Trading-Card Cocktails
Akihabara, Tokyo
At TCG & Board Games’ Cafe & Bar Fun, you hand over a prized Pokémon, Yu-Gi-Oh!, Magic or One Piece card and the bartender scans its palette, energy and lore, then builds a drink that tastes and looks like the card stepped off the table and into your glass.
Now this is service I can get behind: the kind that takes our weirdest, longest-running passions and says, “Yes, I see you — let me build you something.”
Home Alone Suite
New York’s Plaza Hotel is selling a Home Alone 2 stay that recreates Kevin McCallister’s on-screen holiday. Room, view, room service, the lot. Guests basically buy access to a childhood fantasy and then sleep inside it.
Which scene from culture are your customers secretly trying to live inside? And how could you let them book it?
Savoury & Sweet Mash Ups
OREOiD’s Thanksgiving Dinner Cookie Tin launched with six fudge-dipped flavours that compress the entire holiday plate (Turkey & Stuffing, Creamed Corn, Cranberry Sauce, Sweet Potato, Pumpkin Pie, Caramel Apple Pie) into one sweet bundle that sold out in hours.
Why? They bought it to survive the dare, film the grimace, and own the strangest flex of the season. Curiosity + FOMO + social currency, all dipped in chocolate.
Seasonal Push Notifications
Molson Coors is teaming up with 136 Greene King pubs across the UK to give away free pints of Coors whenever the temperature drops under 5°C this winter. One pint per person and a shot at a three-day Reykjavik trip turn a grim forecast into a reason to head to the pub, helping venues keep energy and spend flowing through the quieter, colder weeks.
Bad weather just became the push notification we might actually enjoy.
So McBenz
China
A truffle burger and an all-electric CLA sedan launch together as “So McBenz”. The car hides in McDonald’s posters and sits under the arches.

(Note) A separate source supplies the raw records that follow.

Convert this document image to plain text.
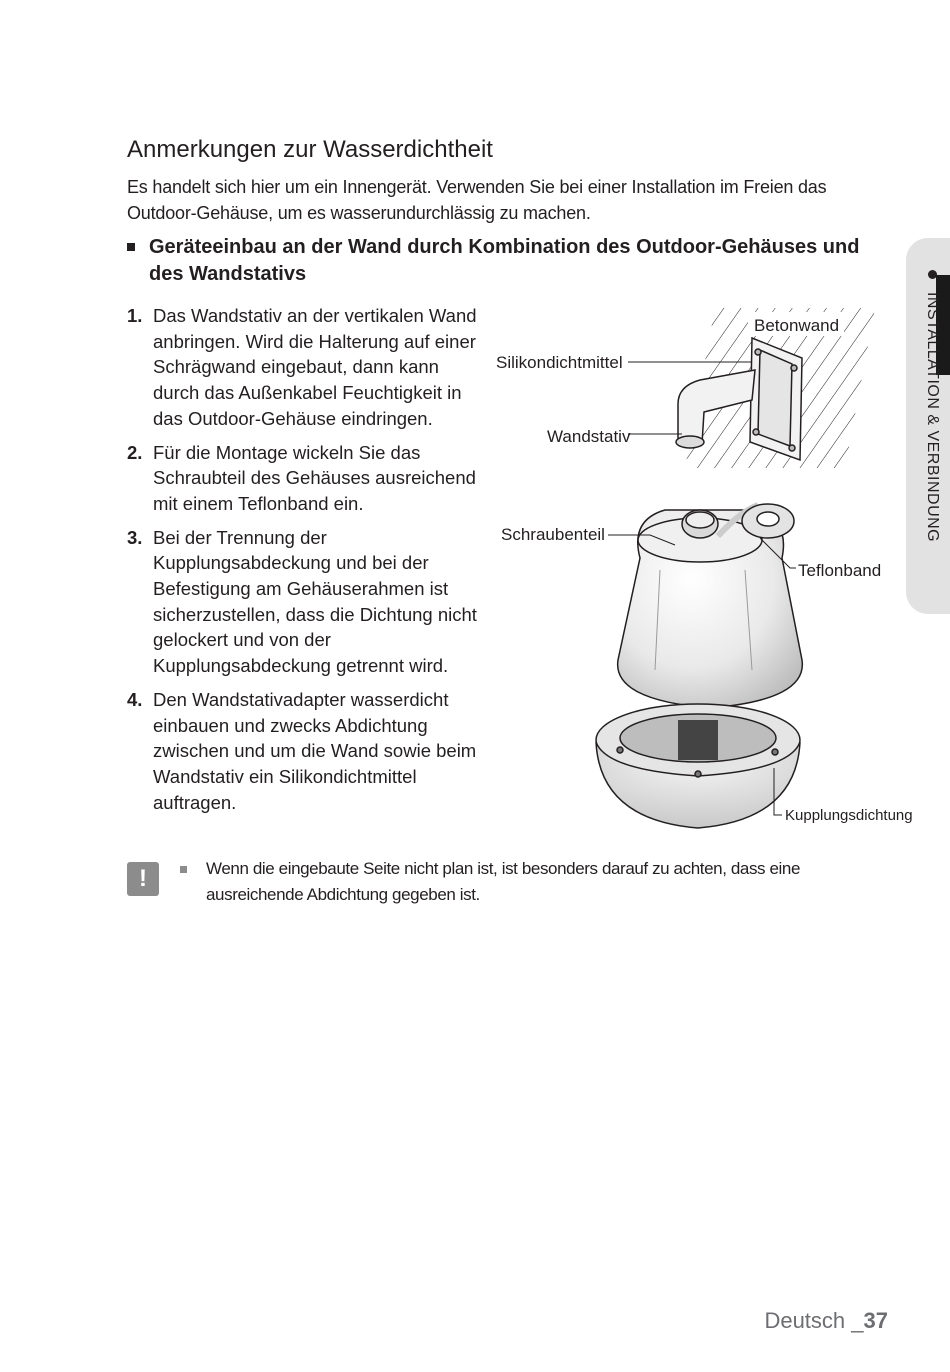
Anmerkungen zur Wasserdichtheit

Es handelt sich hier um ein Innengerät. Verwenden Sie bei einer Installation im Freien das Outdoor-Gehäuse, um es wasserundurchlässig zu machen.

Geräteeinbau an der Wand durch Kombination des Outdoor-Gehäuses und des Wandstativs
1. Das Wandstativ an der vertikalen Wand anbringen. Wird die Halterung auf einer Schrägwand eingebaut, dann kann durch das Außenkabel Feuchtigkeit in das Outdoor-Gehäuse eindringen.
2. Für die Montage wickeln Sie das Schraubteil des Gehäuses ausreichend mit einem Teflonband ein.
3. Bei der Trennung der Kupplungsabdeckung und bei der Befestigung am Gehäuserahmen ist sicherzustellen, dass die Dichtung nicht gelockert und von der Kupplungsabdeckung getrennt wird.
4. Den Wandstativadapter wasserdicht einbauen und zwecks Abdichtung zwischen und um die Wand sowie beim Wandstativ ein Silikondichtmittel auftragen.
Betonwand
Silikondichtmittel
Wandstativ
Schraubenteil
Teflonband
Kupplungsdichtung
!	Wenn die eingebaute Seite nicht plan ist, ist besonders darauf zu achten, dass eine ausreichende Abdichtung gegeben ist.
INSTALLATION & VERBINDUNG
Deutsch _37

The burger wrapper gets Mercedes matte-black treatment.
Luxury just moved into the drive-thru. Expensive enough to flex. Cheap enough to eat. Gone before anyone can accuse it of trying too hard.
Cookie-Shaped Vape
Muha Meds x Cookies just launched a THC disposable shaped exactly like a chocolate-chip cookie with a “bite” window that shows how much oil is left. It sold out in hours, and was posted everywhere for being vice in disguis.
One TikTok of this in a 15-year-old’s backpack and the entire category takes the hit. How far can you push “playful” before it becomes a regulator’s Exhibit A?
Camera-Roll Matchmaker
New opt-in alert: Tinder’s AI peeks at their users’ actual camera roll (messy nights, dog spam, gig shots, closet chaos) and uses it to serve just a handful of matches who live in the same uncurated universe as you.
Perfect profiles just died. “Your life looks like my life” is the new love language.
The Signal Behind All The Noise
We’re hunting moments that feel alive. Theatrical, mischievous, weirdly seen.
We want to hand over a trading card and drink our obsession.
We want luxury with our fries, a dare with our dessert, a match who recognises the mess on our camera roll.
The future belongs to the brands that makes us whisper, “Finally… someone gets it,” and then hands us the exact feeling we didn’t know how to ask for.
Now go build that feeling, before someone else does.